Fat paychecks, which used to be synonymous with the IT sector not long ago, may now be a relic of the past. Single-digit increments seem to be the new norm, which are expected to stay at least for another 3-4 years, moving forward. In consonance with the trend, the industry may hand out a hike of 6-8% in 2012-13.

In recent years, barring the 2008-09 crisis phase, the IT sector has been generous enough to award its employees with double-digit hikes in the range of 12-16%. “I feel there is a structural change in terms of salary increments. A hike of 8-10% is here to stay. The days of high double-digit hikes are over. The industry in India has grown and reached a certain level of maturity and hence, it cannot be expected to grow at the same level it grew during its infancy,” said Phaneesh Murthy, CEO, iGATE Patni, during the company’s quarterly results announcements last week.
In the IT industry, employee compensation makes up around 55-60% of total cost of operations, in which increments are often considered as the best tool to retain talent. The lingering European chaos means companies have an upper hand here as job hoppers are playing it safe by staying put. Ganesh Natarajan, CEO, Zensar Technologies, a Pune-based IT firm, said attrition for the past quarter has been the lowest for his company. “Even employees are no longer expecting huge salary hikes. The sign I am getting from them is that they would prefer to stick to one company provided it is doing fine,” he said. The industry will no longer see huge levels of increment, said Natarajan, adding that single-digit hike will be the new benchmark for the industry.
Some other IT executives who did not wish to be named said it’s the top three players which usually set the course for smaller companies.

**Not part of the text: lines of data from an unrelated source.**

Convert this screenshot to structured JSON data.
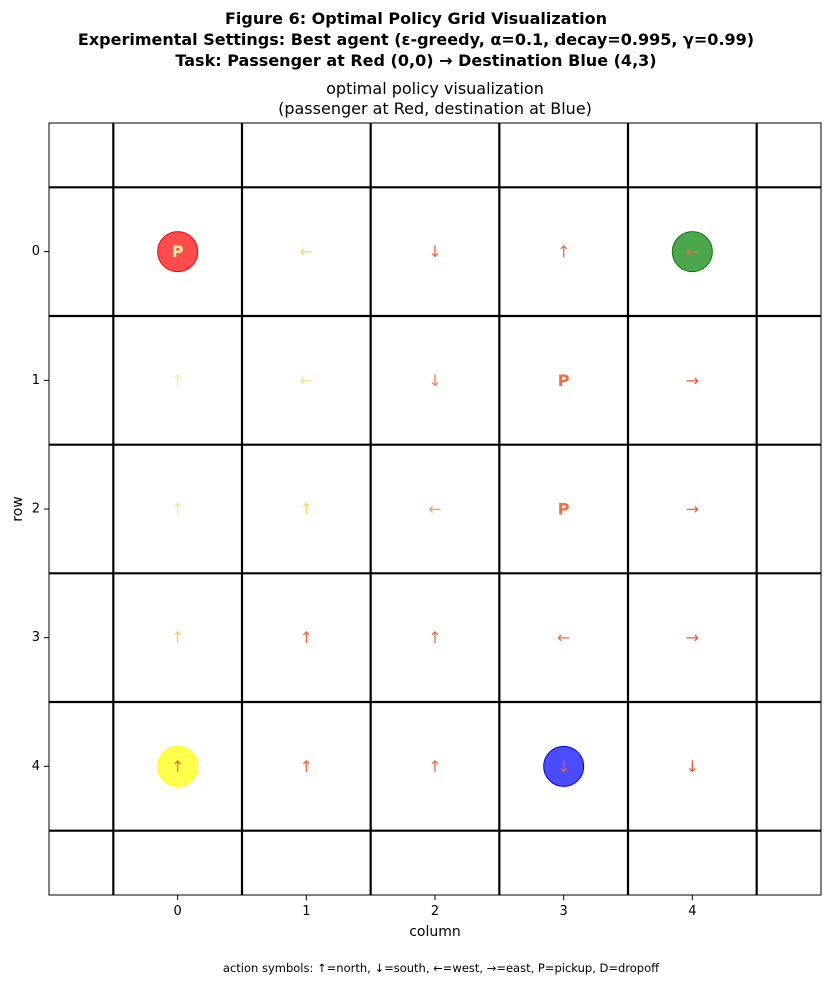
{
  "figure": {
    "suptitle": [
      "Figure 6: Optimal Policy Grid Visualization",
      "Experimental Settings: Best agent (ε-greedy, α=0.1, decay=0.995, γ=0.99)",
      "Task: Passenger at Red (0,0) → Destination Blue (4,3)"
    ],
    "caption": "action symbols: ↑=north, ↓=south, ←=west, →=east, P=pickup, D=dropoff"
  },
  "chart_data": {
    "type": "heatmap",
    "title": [
      "optimal policy visualization",
      "(passenger at Red, destination at Blue)"
    ],
    "xlabel": "column",
    "ylabel": "row",
    "x_ticks": [
      "0",
      "1",
      "2",
      "3",
      "4"
    ],
    "y_ticks": [
      "0",
      "1",
      "2",
      "3",
      "4"
    ],
    "xlim": [
      -1,
      5
    ],
    "ylim": [
      5,
      -1
    ],
    "grid": true,
    "policy": [
      [
        "P",
        "←",
        "↓",
        "↑",
        "←"
      ],
      [
        "↑",
        "←",
        "↓",
        "P",
        "→"
      ],
      [
        "↑",
        "↑",
        "←",
        "P",
        "→"
      ],
      [
        "↑",
        "↑",
        "↑",
        "←",
        "→"
      ],
      [
        "↑",
        "↑",
        "↑",
        "↓",
        "↓"
      ]
    ],
    "symbol_colors": [
      [
        "#fef3a4",
        "#fdd475",
        "#f06140",
        "#f26b43",
        "#f26b43"
      ],
      [
        "#fee99a",
        "#feda87",
        "#f47d4b",
        "#f26b43",
        "#f05a3a"
      ],
      [
        "#fee49a",
        "#fdd36d",
        "#f8a05a",
        "#f26b43",
        "#f05a3a"
      ],
      [
        "#fcc869",
        "#f26b43",
        "#f26b43",
        "#f26b43",
        "#f05a3a"
      ],
      [
        "#f26b43",
        "#f26b43",
        "#f26b43",
        "#f05a3a",
        "#f05a3a"
      ]
    ],
    "locations": [
      {
        "name": "Red",
        "row": 0,
        "col": 0,
        "color": "#ff0000"
      },
      {
        "name": "Green",
        "row": 0,
        "col": 4,
        "color": "#008000"
      },
      {
        "name": "Yellow",
        "row": 4,
        "col": 0,
        "color": "#ffff00"
      },
      {
        "name": "Blue",
        "row": 4,
        "col": 3,
        "color": "#0000ff"
      }
    ]
  }
}
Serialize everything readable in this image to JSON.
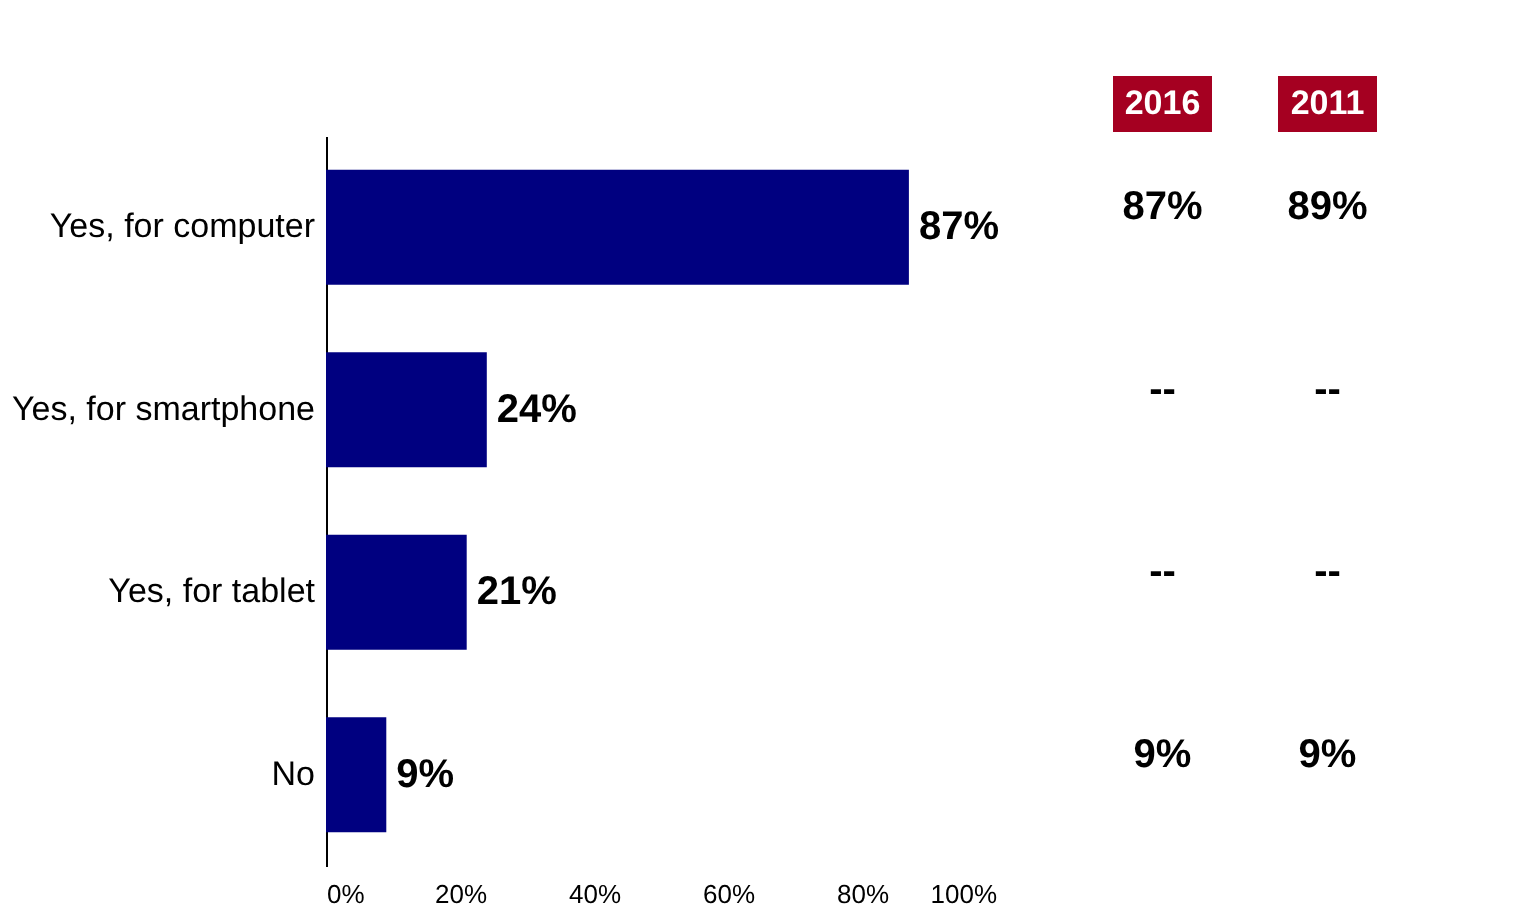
{
  "chart_data": {
    "type": "bar",
    "orientation": "horizontal",
    "categories": [
      "Yes, for computer",
      "Yes, for smartphone",
      "Yes, for tablet",
      "No"
    ],
    "values": [
      87,
      24,
      21,
      9
    ],
    "value_labels": [
      "87%",
      "24%",
      "21%",
      "9%"
    ],
    "color": "#000080",
    "xlim": [
      0,
      100
    ],
    "xticks": [
      {
        "value": 0,
        "label": "0%"
      },
      {
        "value": 20,
        "label": "20%"
      },
      {
        "value": 40,
        "label": "40%"
      },
      {
        "value": 60,
        "label": "60%"
      },
      {
        "value": 80,
        "label": "80%"
      },
      {
        "value": 100,
        "label": "100%"
      }
    ],
    "grid": false,
    "annotations": [
      "2016",
      "2011",
      "87%",
      "89%",
      "--",
      "--",
      "--",
      "--",
      "9%",
      "9%"
    ]
  }
}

A few days ago, V Balakrishnan, CFO, Infosys, had indicated that pay increases will be in high single digits.

“Mid-cap companies will toe the line. Infosys, after all, is one of the leaders. Though large companies have somehow managed to sail through, small companies have benefited mainly because of the rupee depreciation. To maintain a healthy balance sheet, average cost per employee cannot go up the way it had in 2009-10. Things are a lot different now,” said an HR head of a mid-cap IT company.

Devendra Parulekar, partner, advisory and services, Ernst & Young, throws in a different perspective.

“With pricing pressure expected to continue, companies are making all possible efforts to maintain stable gross margins. Of late, the sector is undergoing structural changes on this front. The days of super fantastic growth for the industry cannot last forever, hence structural changes to maintain gross margins at current levels become imminent. Correction of the organisational pyramid in terms of leveraging lower level resources (read lower cost) and control on wage inflation are twin strategies adopted to maintain gross margins. Given this, I expect increments in single digits to continue in the near future,” said Parulekar.

Anandaorup Ghose, head, executive compensation and governance, Aon Hewitt, sounds slightly sceptical, who thinks companies cannot leverage much in terms of number of employees when it comes to reducing overall costs. His prescription is to bring down the overall compensation level. “IT companies have to remain competitive. Compensation is a critical cost and the CFO has little choice but to maintain a balance in terms of overall cost per employee,” he added.